Open jasw1001 opened 7 years ago
Hi @jasw1001 . Did you find any solution for that? It seems it goes to the customized backward function but I cant debug it. My main problem is that I cant use multi-GPU for this backward function (it jumps out without any specific error). Do you have any idea how to used torch.autograde and skip this backward function?
It seems that the torch.autograde cannot be used in Dice loss function, because some functions in Dice loss fuction are not supported by torch.autograde. For the debug problem, it's a bug in pytorch, so you may use 'ipdb' or 'pdb' to debug it.
Thanks @jasw1001 . Have you tried to implement your own version of loss function? I have used 'pdb' but it stuck in a line after
and never went through next lines. It is very strange for me.
Hi @jasw1001 @CSMEDEEP could you give the steps as to how to start the training? The code uses some preprocessed files from the original Luna16 dataset. How do I run the preprocessing?

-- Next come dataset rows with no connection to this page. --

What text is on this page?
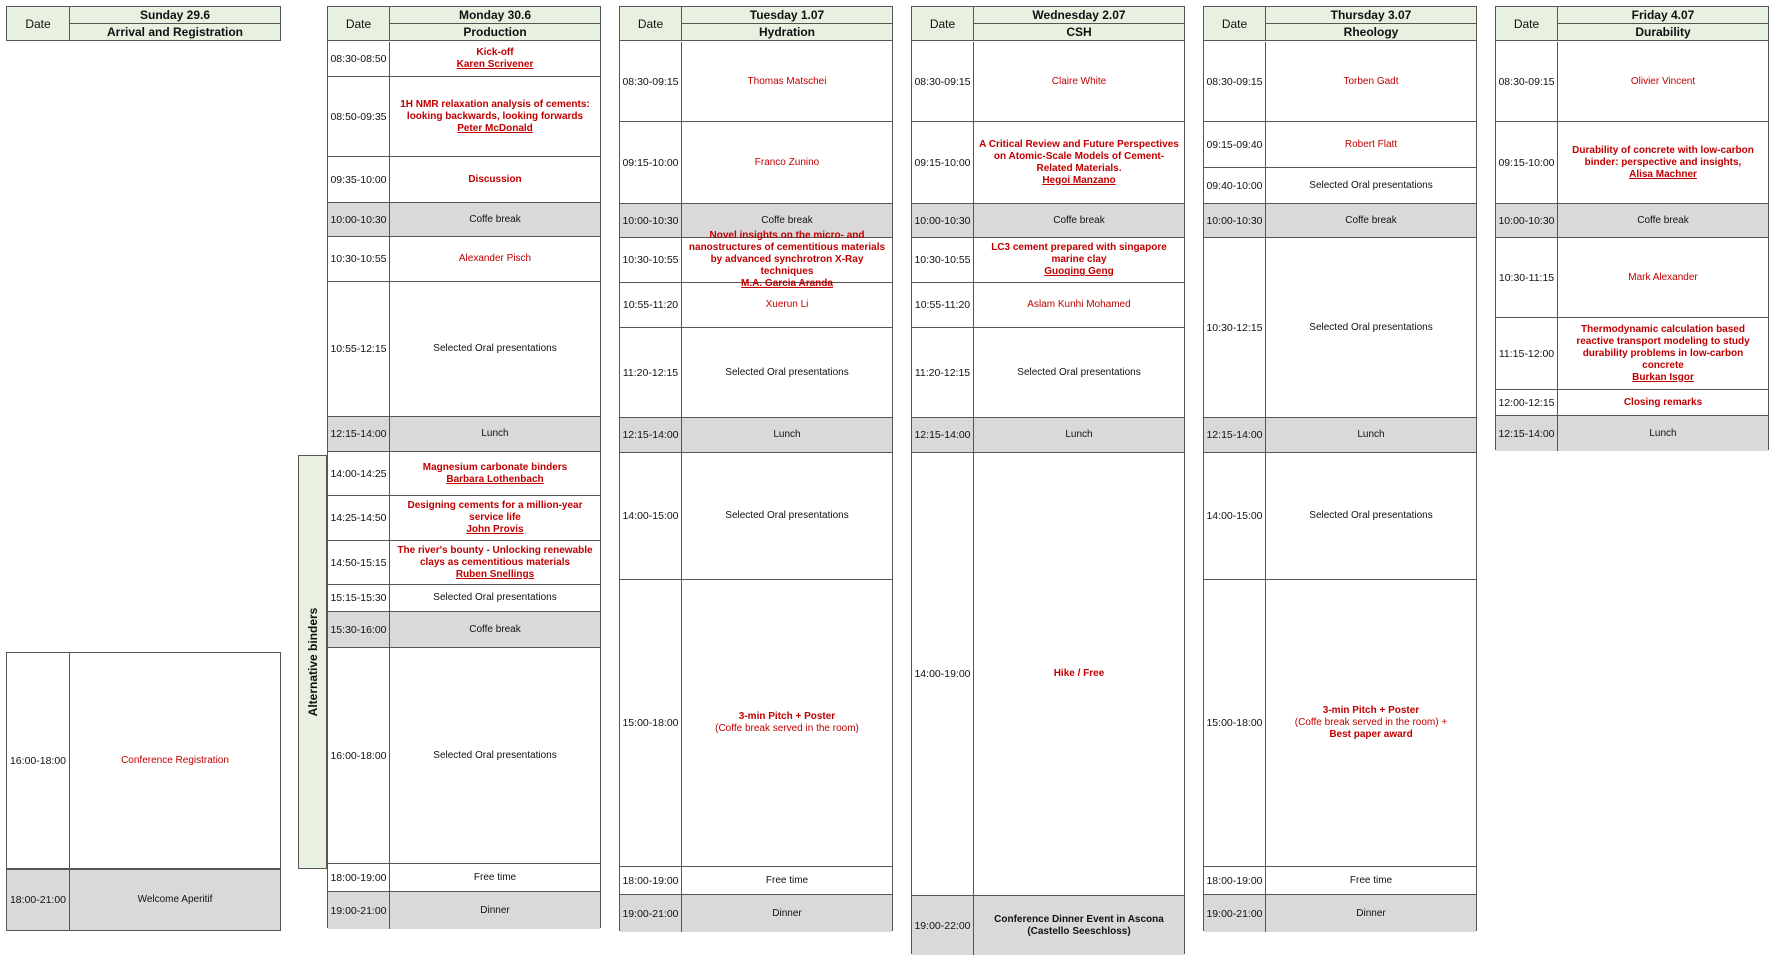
Date
Sunday 29.6
Arrival and Registration
16:00-18:00	Conference Registration
18:00-21:00	Welcome Aperitif
Alternative binders
Date
Monday 30.6
Production
08:30-08:50
Kick-off
Karen Scrivener
08:50-09:35
1H NMR relaxation analysis of cements: looking backwards, looking forwards
Peter McDonald
09:35-10:00	Discussion
10:00-10:30	Coffe break
10:30-10:55	Alexander Pisch
10:55-12:15	Selected Oral presentations
12:15-14:00	Lunch
14:00-14:25
Magnesium carbonate binders
Barbara Lothenbach
14:25-14:50
Designing cements for a million-year service life
John Provis
14:50-15:15
The river's bounty - Unlocking renewable clays as cementitious materials
Ruben Snellings
15:15-15:30	Selected Oral presentations
15:30-16:00	Coffe break
16:00-18:00	Selected Oral presentations
18:00-19:00	Free time
19:00-21:00	Dinner
Date
Tuesday 1.07
Hydration
08:30-09:15	Thomas Matschei
09:15-10:00	Franco Zunino
10:00-10:30	Coffe break
10:30-10:55
Novel insights on the micro- and nanostructures of cementitious materials by advanced synchrotron X-Ray techniques
M.A. Garcia Aranda
10:55-11:20	Xuerun Li
11:20-12:15	Selected Oral presentations
12:15-14:00	Lunch
14:00-15:00	Selected Oral presentations
15:00-18:00
3-min Pitch + Poster
(Coffe break served in the room)
18:00-19:00	Free time
19:00-21:00	Dinner
Date
Wednesday 2.07
CSH
08:30-09:15	Claire White
09:15-10:00
A Critical Review and Future Perspectives on Atomic-Scale Models of Cement-Related Materials.
Hegoi Manzano
10:00-10:30	Coffe break
10:30-10:55
LC3 cement prepared with singapore marine clay
Guoqing Geng
10:55-11:20	Aslam Kunhi Mohamed
11:20-12:15	Selected Oral presentations
12:15-14:00	Lunch
14:00-19:00	Hike / Free
19:00-22:00
Conference Dinner Event in Ascona
(Castello Seeschloss)
Date
Thursday 3.07
Rheology
08:30-09:15	Torben Gadt
09:15-09:40	Robert Flatt
09:40-10:00	Selected Oral presentations
10:00-10:30	Coffe break
10:30-12:15	Selected Oral presentations
12:15-14:00	Lunch
14:00-15:00	Selected Oral presentations
15:00-18:00
3-min Pitch + Poster
(Coffe break served in the room) +
Best paper award
18:00-19:00	Free time
19:00-21:00	Dinner
Date
Friday 4.07
Durability
08:30-09:15	Olivier Vincent
09:15-10:00
Durability of concrete with low-carbon binder: perspective and insights,
Alisa Machner
10:00-10:30	Coffe break
10:30-11:15	Mark Alexander
11:15-12:00
Thermodynamic calculation based reactive transport modeling to study durability problems in low-carbon concrete
Burkan Isgor
12:00-12:15	Closing remarks
12:15-14:00	Lunch
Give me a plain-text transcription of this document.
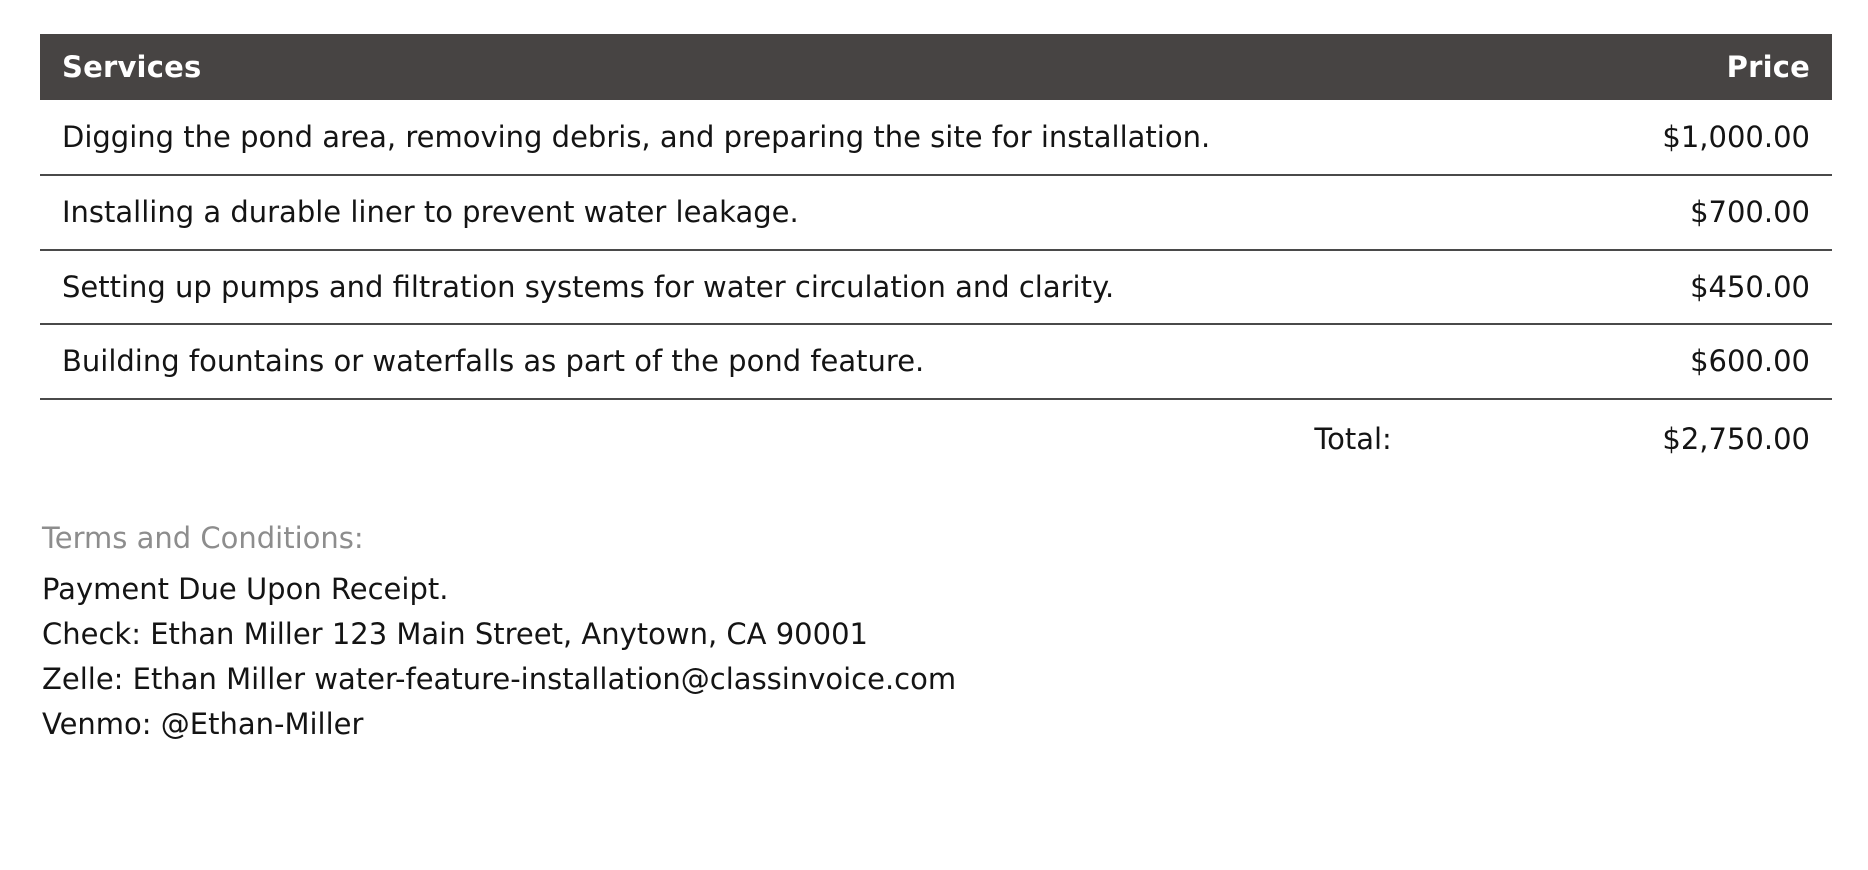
Services	Price
Digging the pond area, removing debris, and preparing the site for installation.	$1,000.00
Installing a durable liner to prevent water leakage.	$700.00
Setting up pumps and filtration systems for water circulation and clarity.	$450.00
Building fountains or waterfalls as part of the pond feature.	$600.00
Total:	$2,750.00
Terms and Conditions:
Payment Due Upon Receipt.
Check: Ethan Miller 123 Main Street, Anytown, CA 90001
Zelle: Ethan Miller water-feature-installation@classinvoice.com
Venmo: @Ethan-Miller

@abhiML hello~ i really want to know how to preprocess the dataset LUNA16 to get the files "normalized_brightened_CT_2_5"etc.. , have you figure it out? thanks a lot~`
hi there, we ran the program, and successfully train a model. but when we deeply take a look into the program, we found the program ran loss.backward which used the pytorch autograd instead of the one written in dice_loss class.
so we are wondering the reason why a backward function was written, and how to call the manually written backward function???